Tuesday, June 14, 2011

Goodreads Is Proving To Be Good!

Today I got an email from Goodreads saying I had another comment on my thread about Charlotte's Web. I know that the time for research is past, but I felt that her comment was good, and she had spent time in replying to me, so I want to post it.

I asked the Children's Literature group what they thought about Charlotte's Web's themes, relationships, plot and characters. If the book was still useful for students, and how they taught it. Jenny replied:

I read this to my second grade class the last month of school. I think it is a great story...and has many ways that it is valuable. I was planning to copy some of the writing my students did about the characters' and their relationships...but I ran out of time... so I'll just have to paraphrase what I remember them writing... and share a few of my thoughts.

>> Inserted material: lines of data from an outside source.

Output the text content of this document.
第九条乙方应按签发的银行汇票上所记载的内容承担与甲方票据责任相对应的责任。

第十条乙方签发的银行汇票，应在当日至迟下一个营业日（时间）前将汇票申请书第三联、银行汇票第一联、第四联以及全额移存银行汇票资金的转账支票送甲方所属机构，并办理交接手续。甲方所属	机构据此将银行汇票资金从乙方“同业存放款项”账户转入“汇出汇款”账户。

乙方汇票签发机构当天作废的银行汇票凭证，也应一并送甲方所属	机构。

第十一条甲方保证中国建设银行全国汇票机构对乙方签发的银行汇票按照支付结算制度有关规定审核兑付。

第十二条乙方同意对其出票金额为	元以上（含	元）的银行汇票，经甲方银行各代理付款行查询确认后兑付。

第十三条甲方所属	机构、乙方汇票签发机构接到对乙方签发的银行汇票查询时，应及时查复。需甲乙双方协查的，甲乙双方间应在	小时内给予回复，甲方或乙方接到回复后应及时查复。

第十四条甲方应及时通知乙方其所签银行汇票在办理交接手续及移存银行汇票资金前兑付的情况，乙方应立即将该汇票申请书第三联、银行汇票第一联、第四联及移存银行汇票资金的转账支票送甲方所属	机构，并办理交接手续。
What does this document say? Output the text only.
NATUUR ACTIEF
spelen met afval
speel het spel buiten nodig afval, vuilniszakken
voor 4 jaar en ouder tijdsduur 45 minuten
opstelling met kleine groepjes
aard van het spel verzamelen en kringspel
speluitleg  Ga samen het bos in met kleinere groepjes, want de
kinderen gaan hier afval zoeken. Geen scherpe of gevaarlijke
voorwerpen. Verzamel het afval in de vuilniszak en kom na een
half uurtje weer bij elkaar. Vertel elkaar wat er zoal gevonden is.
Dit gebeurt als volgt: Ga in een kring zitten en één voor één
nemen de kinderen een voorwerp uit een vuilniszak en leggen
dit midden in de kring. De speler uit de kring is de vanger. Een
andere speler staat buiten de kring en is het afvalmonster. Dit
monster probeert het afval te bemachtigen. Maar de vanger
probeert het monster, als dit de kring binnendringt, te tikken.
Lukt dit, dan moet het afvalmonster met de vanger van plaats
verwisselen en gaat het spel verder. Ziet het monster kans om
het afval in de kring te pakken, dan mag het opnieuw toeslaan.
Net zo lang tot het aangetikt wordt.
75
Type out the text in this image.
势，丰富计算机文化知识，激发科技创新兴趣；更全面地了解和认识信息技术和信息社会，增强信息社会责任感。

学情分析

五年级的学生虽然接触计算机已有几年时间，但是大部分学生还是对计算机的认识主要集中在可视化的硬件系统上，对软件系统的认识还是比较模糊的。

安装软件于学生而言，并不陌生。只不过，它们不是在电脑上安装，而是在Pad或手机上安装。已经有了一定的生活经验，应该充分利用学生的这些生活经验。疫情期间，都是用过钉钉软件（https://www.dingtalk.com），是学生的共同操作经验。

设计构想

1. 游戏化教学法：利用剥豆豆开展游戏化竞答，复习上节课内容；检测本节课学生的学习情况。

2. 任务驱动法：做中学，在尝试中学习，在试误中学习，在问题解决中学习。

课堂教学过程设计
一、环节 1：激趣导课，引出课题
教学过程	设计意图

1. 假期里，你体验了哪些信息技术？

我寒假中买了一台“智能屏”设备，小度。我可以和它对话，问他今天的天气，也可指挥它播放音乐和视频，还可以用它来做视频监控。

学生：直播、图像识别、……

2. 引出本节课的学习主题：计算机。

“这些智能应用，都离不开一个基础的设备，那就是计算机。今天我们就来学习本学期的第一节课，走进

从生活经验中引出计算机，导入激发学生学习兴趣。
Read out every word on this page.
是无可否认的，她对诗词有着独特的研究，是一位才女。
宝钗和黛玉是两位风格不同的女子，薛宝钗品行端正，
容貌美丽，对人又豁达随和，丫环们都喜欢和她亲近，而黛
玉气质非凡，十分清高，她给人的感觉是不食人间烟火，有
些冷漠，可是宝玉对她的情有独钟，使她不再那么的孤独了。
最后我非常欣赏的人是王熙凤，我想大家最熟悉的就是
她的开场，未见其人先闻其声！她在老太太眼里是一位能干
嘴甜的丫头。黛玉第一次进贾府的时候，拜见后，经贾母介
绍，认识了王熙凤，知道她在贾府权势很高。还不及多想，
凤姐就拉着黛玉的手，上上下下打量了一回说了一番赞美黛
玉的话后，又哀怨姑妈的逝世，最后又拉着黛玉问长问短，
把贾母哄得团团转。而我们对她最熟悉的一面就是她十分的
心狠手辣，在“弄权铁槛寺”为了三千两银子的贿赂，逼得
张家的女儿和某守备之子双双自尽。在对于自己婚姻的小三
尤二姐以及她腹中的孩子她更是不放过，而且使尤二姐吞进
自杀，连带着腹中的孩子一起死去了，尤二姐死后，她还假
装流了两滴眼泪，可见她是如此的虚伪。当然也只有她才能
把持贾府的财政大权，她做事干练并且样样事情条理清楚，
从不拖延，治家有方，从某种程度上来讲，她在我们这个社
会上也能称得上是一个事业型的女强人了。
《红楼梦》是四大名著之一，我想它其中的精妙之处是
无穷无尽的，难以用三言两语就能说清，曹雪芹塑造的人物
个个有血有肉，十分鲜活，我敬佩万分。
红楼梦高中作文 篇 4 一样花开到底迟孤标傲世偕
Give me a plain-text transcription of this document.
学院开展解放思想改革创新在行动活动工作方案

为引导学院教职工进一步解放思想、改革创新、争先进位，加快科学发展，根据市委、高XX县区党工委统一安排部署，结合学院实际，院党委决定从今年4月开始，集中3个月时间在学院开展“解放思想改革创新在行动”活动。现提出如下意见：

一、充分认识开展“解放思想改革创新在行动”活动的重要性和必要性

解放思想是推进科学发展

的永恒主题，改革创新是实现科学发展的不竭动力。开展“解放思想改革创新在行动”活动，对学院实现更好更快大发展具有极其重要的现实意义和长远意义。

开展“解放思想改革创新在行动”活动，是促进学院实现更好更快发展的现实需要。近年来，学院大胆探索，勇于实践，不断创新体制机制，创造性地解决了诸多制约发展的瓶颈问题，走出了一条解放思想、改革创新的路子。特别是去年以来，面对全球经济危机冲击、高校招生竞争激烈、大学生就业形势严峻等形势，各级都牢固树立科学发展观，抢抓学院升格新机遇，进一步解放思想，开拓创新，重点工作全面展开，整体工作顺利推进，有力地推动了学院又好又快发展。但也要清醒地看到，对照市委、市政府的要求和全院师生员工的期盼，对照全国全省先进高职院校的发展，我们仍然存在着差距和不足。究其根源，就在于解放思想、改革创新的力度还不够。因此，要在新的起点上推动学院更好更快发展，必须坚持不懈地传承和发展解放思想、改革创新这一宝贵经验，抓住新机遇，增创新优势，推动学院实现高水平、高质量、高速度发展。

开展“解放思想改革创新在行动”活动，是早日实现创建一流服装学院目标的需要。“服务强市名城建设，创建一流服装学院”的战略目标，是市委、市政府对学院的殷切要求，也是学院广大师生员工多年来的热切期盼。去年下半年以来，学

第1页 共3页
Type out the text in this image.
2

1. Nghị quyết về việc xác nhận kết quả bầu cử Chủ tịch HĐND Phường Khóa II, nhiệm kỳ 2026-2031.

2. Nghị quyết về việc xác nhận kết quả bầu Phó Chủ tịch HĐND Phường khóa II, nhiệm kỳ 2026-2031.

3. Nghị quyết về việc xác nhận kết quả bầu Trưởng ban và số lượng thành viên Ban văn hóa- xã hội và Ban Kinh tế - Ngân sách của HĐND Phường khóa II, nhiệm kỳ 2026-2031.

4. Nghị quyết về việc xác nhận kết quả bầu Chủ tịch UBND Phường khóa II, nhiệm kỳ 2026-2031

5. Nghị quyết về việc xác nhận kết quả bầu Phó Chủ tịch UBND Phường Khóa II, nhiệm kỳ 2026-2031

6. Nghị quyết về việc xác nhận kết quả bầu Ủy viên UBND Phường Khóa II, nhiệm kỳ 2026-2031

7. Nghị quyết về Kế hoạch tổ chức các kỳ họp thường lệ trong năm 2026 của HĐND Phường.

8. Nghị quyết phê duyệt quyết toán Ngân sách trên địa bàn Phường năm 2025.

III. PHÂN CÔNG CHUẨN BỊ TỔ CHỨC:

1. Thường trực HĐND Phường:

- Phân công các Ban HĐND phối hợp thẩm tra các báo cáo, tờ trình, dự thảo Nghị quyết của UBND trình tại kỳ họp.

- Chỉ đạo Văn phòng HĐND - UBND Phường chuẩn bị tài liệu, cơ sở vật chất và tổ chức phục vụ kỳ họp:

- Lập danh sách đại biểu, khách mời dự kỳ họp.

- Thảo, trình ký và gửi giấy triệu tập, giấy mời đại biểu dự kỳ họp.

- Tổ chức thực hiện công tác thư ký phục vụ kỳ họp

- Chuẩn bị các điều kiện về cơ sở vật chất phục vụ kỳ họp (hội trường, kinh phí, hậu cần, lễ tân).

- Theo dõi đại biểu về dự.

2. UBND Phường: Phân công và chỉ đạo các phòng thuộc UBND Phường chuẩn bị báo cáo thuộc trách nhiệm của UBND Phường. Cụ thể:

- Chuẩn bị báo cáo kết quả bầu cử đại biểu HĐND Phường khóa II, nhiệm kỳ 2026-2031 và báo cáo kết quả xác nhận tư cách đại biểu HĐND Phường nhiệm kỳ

Of course, the most obvious relationship si that between Charlotte and Wilbur. Wilbur starts out as not very confident, but because of Charlotte's belief in him, the praise of others, and his newfound safety, he becomes quite confident by the end of the story...helping to care for Charlotte's eggs and really growing into his own skin. I think that the 3 things I mentioned are all so important in gaining confidence and self-esteem... you must feel safe (physically and emotionally), you need to hear praise and ou need to know that someone believes in you and thinks you can do whatever it is you want to do. Charlotte believes that Wilbur is "some pig" and "radiant" and "humble" and in turn, Wilbur becomes a radiant, humble, confident pig.

A perhaps less obvious relationship is that of Templeton and Wilbur. Many of my students said Templeton was their favorite character. They liked him because he was funny and kind of grumpy. But also, I think, because even though he acts selfish and doesn't want anyone to know that there's goodness in him, there obviously is good in him. He generally only helps Charlotte and Wilbur when there's something in it for him... but when it comes down to it, he does help ...and sometimes without really getting much in return. Charlotte has him pegged.

And there is the relationship between Fern and Wilbur. She is pretty devoted to him, feeding and caring for him and then coming to visit him each day.
She is the only human that can understand the animals as they talk.

This class has been so helpful with its focus on social outreach. I wouldn't ever think to research sites like Goodreads or Twitter to find sources, but if among the many other things learned in such a few short weeks, I've learned that people do care about the topic, and they are out there-it's just a matter of finding them wherever they may be.

1 comment:

  1. I'm glad you were able to get such an insightful comment from Goodreads--I know Amy was having trouble with that. I really loved Jenny's point about Wilbur becoming the positive attributes and Charlotte assigned to him. It's been years since I read the book, so I hadn't even thought about it in that way before. That comment makes it a much more meaningful book for me. Maybe I'll go out and reread it sometime.